New Insights into Nature of Self-Assembly of Influenza А Virus Matrix Protein M1 at Different Conditions: SAXS & AFM Study, and Modeling
- Dr. Eleonora SHTYKOVA
- Dr. Eleonora SHTYKOVA (Shubnikov Institute of Crystallography of Federal Scientific Research Centre “Crystallography and Photonics” of Russian Academy of Sciences)
- Dr. O.V. BATISHCHEV (Frumkin Institute of Physical Chemistry and Electrochemistry, Russian Academy of Sciences, Moscow, Russia)
- Prof. L.A. BARATOVA (Belozersky Institute of Physico-Chemical biology, Moscow State University, Moscow, Russia)
- Dr. N.V. FEDOROVA (Belozersky Institute of Physico-Chemical biology, Moscow State University, Moscow, Russia)
- Dr. V.A. RADYUKHIN (Belozersky Institute of Physico-Chemical biology, Moscow State University, Moscow, Russia)
- Dr. Cy JEFFRIES (EMBL, Hamburg Outstation, Hamburg, Germany)
- Dr. D.I. SVERGUN (EMBL, Hamburg Outstation, Hamburg, Germany)
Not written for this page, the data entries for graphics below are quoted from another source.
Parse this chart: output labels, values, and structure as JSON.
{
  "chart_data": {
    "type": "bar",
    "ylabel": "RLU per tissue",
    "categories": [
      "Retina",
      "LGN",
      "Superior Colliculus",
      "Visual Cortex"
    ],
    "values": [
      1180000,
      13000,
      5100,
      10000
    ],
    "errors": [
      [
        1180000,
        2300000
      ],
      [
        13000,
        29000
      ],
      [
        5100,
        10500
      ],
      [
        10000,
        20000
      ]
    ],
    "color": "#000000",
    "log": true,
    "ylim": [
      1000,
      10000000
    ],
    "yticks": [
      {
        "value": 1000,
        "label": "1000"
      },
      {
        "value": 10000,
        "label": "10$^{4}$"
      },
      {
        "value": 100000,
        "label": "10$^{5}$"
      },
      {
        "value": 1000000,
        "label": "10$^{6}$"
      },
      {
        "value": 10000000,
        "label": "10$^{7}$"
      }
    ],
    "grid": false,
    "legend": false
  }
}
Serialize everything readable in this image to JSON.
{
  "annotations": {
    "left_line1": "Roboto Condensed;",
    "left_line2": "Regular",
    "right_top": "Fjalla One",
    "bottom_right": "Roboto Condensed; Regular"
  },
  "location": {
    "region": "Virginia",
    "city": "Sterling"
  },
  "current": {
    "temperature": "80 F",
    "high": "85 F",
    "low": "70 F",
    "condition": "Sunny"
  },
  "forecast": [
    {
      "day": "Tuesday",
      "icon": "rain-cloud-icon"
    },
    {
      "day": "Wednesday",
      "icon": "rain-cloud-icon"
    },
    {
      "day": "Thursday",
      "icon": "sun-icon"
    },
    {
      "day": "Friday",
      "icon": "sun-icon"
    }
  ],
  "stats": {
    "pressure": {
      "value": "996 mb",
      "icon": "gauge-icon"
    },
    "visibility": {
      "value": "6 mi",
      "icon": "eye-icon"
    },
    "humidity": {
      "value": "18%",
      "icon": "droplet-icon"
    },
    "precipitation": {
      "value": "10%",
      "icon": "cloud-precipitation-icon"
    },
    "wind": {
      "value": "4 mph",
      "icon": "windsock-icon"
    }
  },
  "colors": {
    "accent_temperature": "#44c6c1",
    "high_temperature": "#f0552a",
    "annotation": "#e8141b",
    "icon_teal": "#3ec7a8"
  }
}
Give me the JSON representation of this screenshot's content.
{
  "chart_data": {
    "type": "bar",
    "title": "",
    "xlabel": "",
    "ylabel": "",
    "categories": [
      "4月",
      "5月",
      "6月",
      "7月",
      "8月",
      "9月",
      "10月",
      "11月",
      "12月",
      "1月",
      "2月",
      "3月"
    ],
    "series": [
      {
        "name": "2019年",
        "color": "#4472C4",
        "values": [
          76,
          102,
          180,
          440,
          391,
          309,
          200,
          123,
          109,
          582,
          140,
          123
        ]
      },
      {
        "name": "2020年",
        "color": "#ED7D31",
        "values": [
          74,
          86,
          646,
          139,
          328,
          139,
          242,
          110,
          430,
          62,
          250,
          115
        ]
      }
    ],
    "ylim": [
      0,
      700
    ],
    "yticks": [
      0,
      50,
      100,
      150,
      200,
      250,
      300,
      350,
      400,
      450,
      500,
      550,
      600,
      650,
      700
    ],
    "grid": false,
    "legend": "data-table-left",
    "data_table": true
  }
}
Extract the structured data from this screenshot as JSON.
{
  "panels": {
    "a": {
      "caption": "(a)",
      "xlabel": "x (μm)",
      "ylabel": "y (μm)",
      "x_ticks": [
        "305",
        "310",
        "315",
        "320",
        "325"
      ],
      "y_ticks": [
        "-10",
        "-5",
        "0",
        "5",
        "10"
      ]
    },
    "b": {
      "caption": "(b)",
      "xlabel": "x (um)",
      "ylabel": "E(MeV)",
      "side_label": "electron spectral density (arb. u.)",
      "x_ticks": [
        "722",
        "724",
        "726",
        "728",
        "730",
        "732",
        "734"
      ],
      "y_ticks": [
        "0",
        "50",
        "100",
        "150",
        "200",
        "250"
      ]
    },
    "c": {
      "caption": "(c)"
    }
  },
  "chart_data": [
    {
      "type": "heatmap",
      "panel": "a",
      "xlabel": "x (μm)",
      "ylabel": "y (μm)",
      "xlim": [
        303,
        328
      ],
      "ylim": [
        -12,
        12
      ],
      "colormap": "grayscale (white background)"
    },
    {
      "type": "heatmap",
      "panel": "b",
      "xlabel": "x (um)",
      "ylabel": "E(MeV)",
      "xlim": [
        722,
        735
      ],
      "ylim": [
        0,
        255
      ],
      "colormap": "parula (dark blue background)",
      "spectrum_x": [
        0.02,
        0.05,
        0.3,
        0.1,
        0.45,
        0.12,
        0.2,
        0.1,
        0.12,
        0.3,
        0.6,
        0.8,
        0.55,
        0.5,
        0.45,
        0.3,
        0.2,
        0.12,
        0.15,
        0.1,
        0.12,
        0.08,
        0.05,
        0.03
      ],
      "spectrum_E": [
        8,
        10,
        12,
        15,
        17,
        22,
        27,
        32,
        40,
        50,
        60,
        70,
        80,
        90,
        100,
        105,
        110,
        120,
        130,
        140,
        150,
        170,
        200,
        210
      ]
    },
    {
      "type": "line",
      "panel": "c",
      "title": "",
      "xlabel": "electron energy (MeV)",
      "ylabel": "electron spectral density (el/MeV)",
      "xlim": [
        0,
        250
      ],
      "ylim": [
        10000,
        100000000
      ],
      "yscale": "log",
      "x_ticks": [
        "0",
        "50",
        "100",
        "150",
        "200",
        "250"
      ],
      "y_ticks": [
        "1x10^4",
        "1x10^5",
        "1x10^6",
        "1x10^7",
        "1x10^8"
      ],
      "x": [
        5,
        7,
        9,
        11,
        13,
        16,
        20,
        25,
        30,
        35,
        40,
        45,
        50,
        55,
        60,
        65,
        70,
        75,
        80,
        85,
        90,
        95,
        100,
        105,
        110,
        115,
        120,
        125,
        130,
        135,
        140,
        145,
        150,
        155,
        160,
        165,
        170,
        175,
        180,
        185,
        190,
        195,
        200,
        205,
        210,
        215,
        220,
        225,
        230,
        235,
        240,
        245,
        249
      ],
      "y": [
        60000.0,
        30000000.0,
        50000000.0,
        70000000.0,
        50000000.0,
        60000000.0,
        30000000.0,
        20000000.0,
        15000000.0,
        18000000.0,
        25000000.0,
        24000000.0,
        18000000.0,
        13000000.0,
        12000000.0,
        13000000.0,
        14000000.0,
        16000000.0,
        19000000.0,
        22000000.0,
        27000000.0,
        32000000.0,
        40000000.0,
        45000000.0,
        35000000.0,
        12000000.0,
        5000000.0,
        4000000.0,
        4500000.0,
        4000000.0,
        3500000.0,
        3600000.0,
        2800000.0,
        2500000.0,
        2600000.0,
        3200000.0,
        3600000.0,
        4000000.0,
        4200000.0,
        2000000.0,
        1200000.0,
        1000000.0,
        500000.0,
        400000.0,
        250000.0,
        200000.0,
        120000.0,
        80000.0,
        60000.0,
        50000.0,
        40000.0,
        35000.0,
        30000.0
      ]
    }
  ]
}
Influenza A viruses are important pathogens that still rank among the major global health problems. Matrix protein M1 in the virus particles is one of the most important and abundant proteins broadly involved in essential processes of the viral life cycle. It makes the structural investigation of the M1 protein particularly important. We employed synchrotron small-angle X-ray scattering (SAXS) and atomic force microscopy (AFM) to study the structure of M1 at different conditions. The low-resolution structural models built from the SAXS data reveal a structurally anisotropic M1 molecule consisting of a compact NM-fragment and an extended and partially flexible C-terminal domain . We demonstrated also that even at low pH the M1 monomers co-exist in solution with a small fraction of large clusters possessing a layered architecture similar to that observed in the authentic influenza virions. AFM analysis on a lipid-like negatively charged surface reveals that M1 forms ordered stripes correlating well with the clusters observed by SAXS . Low pH condition occurs at the very beginning of cell infection leading to an acid-triggered fusion of the viral membrane. Moreover, change of pH was found to serve as a impuls allowing M1 to carry out its multiple functions in the uncoating, nuclear transport, and assembly of the viral ribonucleocapsid . Revealed by us helix-like shapes could be treated as pre-matrix protein superstructures, whose formation is an intrinsic biological property of the M1 protein. It can be assumed, however, that the oligomerization of M1 should strongly depend on pH and on the protein charge. That is why it was important to analyse the structure and self-assembly of M1 at gradually changing pH (up to the neutral pH condition) in solution and on the bare mica surface using SAXS and AFM, correspondingly. We found that the oligomerization processes occur in a similar way in the solution and on the substrate, and quantitatively described these processes. Moreover, pH 6.0 was found to be the condition at which binding between M1 molecules starts to break. Our results provide new insights into the mechanism of M1 to form matrix and virus-like particles alone without partners and give a basis for a further analysis of the hierarchy of M1 in the virus life cycle.
This work was supported in part by Russian Foundation for Basic Researches (projects 15-54-74002 EMBL and 16-04-00563)
References 1. E. Shtykova et al. PLoS One, 8, (2013) e82431. 2. M. Bu et al. J. Virology, 70, (1996) 8391-8401.